A dica de hoje do jornalista Anderson Olivieri – responsável pela comunicação do Cartório de Sobradinho – é a crônica “Natal em dor”, de sua autoria:
“Ainda não me recuperei do que vi. Faz três dias, e a cena vai e vem, em flashes. Era por volta da hora do almoço da segunda-feira desta semana. Fui avisado pela esposa de que a nossa filha tinha exame. Bia resistiu a sair de casa, temendo nova nasofibroscopia. Não era esse o procedimento – prometi –, já também lhe garantindo um sorvete na saída.
Chegamos ao centro clínico em cima da hora. Apressamos o passo no longo corredor, deserto àquela hora de boia. De repente, de um laboratório, uma moça e uma garotinha – de uns quatro anos – saíram. De mãos dadas, corpos também unidos. Na outra mão, a mãe segurava uma papelada. Já a menina carregava uma pelúcia meio esfarrapada, puída. Seria a preferida ou a única?
A mãe então se agachou, pegou os bracinhos da filha, envolveu-os em seu pescoço e a abraçou. Forte. Bem forte. Vi tudo a dois palmos. Bia não as notou. Nem a garotinha deve ter percebido o abraço. Ela conversava com o seu bichinho e parecia visitar algum mundo fantasioso. Apenas retribuiu mecanicamente o afeto, sem se entregar ao gesto.
Segui a marcha pensando na cena. Considerei o carinho gratuito e espontâneo. Oportuno também, sem dúvida. Abraços de mãe em filhos, dizem estudiosos, beneficiam bastante a criança, com fortalecimento do sistema imunológico, desenvolvimento de boa autoestima, construção de um indivíduo menos agressivo, entre outras vantagens. E se é assim, não há hora certa para abraços maternais.
Era em tudo isso que eu pensava, comovido com aquele abraço espremido, num lugar impróprio, feito para movimentos, não para pausas. Dei-me conta então de que, distraído, passara da entrada da clínica onde Bia faria o exame. Ao dar meia-volta, entraram de novo, na minha mira, mãe e filha. Estavam ainda abraçadas.

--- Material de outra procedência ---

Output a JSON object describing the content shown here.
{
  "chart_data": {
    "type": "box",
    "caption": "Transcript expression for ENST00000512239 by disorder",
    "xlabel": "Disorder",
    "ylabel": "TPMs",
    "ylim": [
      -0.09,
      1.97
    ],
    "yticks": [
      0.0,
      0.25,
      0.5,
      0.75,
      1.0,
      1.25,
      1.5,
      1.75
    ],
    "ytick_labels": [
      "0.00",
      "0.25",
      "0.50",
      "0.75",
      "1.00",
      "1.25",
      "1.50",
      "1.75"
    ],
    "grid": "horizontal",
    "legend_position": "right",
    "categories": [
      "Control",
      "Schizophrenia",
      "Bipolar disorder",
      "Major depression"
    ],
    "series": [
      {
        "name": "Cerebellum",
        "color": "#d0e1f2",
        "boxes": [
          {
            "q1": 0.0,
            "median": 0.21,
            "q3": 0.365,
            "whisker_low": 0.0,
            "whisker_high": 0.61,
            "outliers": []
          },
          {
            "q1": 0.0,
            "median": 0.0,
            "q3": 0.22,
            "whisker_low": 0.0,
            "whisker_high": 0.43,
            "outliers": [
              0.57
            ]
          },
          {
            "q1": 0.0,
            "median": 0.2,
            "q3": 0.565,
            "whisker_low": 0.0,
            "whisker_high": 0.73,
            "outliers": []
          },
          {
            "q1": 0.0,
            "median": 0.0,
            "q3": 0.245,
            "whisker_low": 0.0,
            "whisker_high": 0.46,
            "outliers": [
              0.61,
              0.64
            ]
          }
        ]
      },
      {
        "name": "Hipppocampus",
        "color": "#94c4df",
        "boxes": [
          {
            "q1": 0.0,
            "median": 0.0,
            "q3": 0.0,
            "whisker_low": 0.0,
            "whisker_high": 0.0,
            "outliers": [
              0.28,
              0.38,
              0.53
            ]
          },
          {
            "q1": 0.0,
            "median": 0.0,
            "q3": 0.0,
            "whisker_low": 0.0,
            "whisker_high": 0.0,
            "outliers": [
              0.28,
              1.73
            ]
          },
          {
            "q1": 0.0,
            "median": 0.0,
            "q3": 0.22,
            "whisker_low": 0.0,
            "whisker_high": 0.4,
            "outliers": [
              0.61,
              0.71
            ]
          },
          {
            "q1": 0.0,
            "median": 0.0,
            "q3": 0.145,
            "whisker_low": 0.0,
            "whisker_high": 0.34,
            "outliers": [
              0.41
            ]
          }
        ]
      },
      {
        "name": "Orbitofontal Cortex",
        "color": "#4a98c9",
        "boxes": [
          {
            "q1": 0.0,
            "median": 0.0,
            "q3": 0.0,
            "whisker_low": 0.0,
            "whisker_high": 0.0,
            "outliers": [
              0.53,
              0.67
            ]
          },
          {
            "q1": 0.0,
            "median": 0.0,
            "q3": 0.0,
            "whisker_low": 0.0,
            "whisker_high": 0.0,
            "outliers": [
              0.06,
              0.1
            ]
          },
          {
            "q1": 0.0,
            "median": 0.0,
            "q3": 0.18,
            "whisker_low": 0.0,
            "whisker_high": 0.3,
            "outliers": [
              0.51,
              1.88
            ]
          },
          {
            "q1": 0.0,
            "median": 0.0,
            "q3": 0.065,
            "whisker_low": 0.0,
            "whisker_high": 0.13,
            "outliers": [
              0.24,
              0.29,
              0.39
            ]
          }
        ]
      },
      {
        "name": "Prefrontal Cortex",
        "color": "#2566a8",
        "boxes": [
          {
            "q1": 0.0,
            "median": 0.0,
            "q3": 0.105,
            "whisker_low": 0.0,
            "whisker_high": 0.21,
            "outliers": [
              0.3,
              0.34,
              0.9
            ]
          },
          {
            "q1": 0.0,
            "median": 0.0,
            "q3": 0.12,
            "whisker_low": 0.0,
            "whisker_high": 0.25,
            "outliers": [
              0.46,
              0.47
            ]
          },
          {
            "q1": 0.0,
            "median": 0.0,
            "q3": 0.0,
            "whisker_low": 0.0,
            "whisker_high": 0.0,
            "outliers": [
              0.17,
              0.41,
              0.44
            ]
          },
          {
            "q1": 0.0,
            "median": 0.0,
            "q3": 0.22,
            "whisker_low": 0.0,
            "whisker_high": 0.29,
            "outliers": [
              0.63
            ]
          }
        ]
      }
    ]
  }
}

A mãe depositara o queixo no ombro da pequena, que ainda conversava com seu ursinho. Os seus lábios tremiam. Os seus olhos, encharcados, esforçavam-se em conferir o teor do papel. Ela apertava os lábios, como que tentando privá-los de tremer. A garotinha passou a se incomodar e, com sutileza, a remexer-se para se soltar. Então a mãe a prendeu num abraço ainda mais forte. Preocupação em não ser vista chorando? Temor de ser o primeiro dos últimos abraços?
Certo é que havia nos papéis algum diagnóstico daqueles que desabam o mundo sobre a cabeça. Ela não chorava aliviada, pelo contrário. Via-se o medo nela. Também o desalento e a tensão. Pensei em oferecer ajuda, abraço, quem sabe até alguma recomendação de médico, se fosse o caso. Recuei ao reparar que interromperia o maior abraço do mundo.
Entrei com a Bia na clínica, passamos pela triagem e fomos para a sala de espera. Ali, só nós dois e dezenas de cadeiras. Sentei-me e a chamei para o meu colo. Ficamos abraçados, enquanto no som ambiente, tocava “…quero ver / o amor vencer / mas se a dor nascer / você resistir e sorrir”.
Assim eu queria que fosse o Natal daquela mãe em dor e da garotinha da pelúcia puída: de resistência e sorriso.”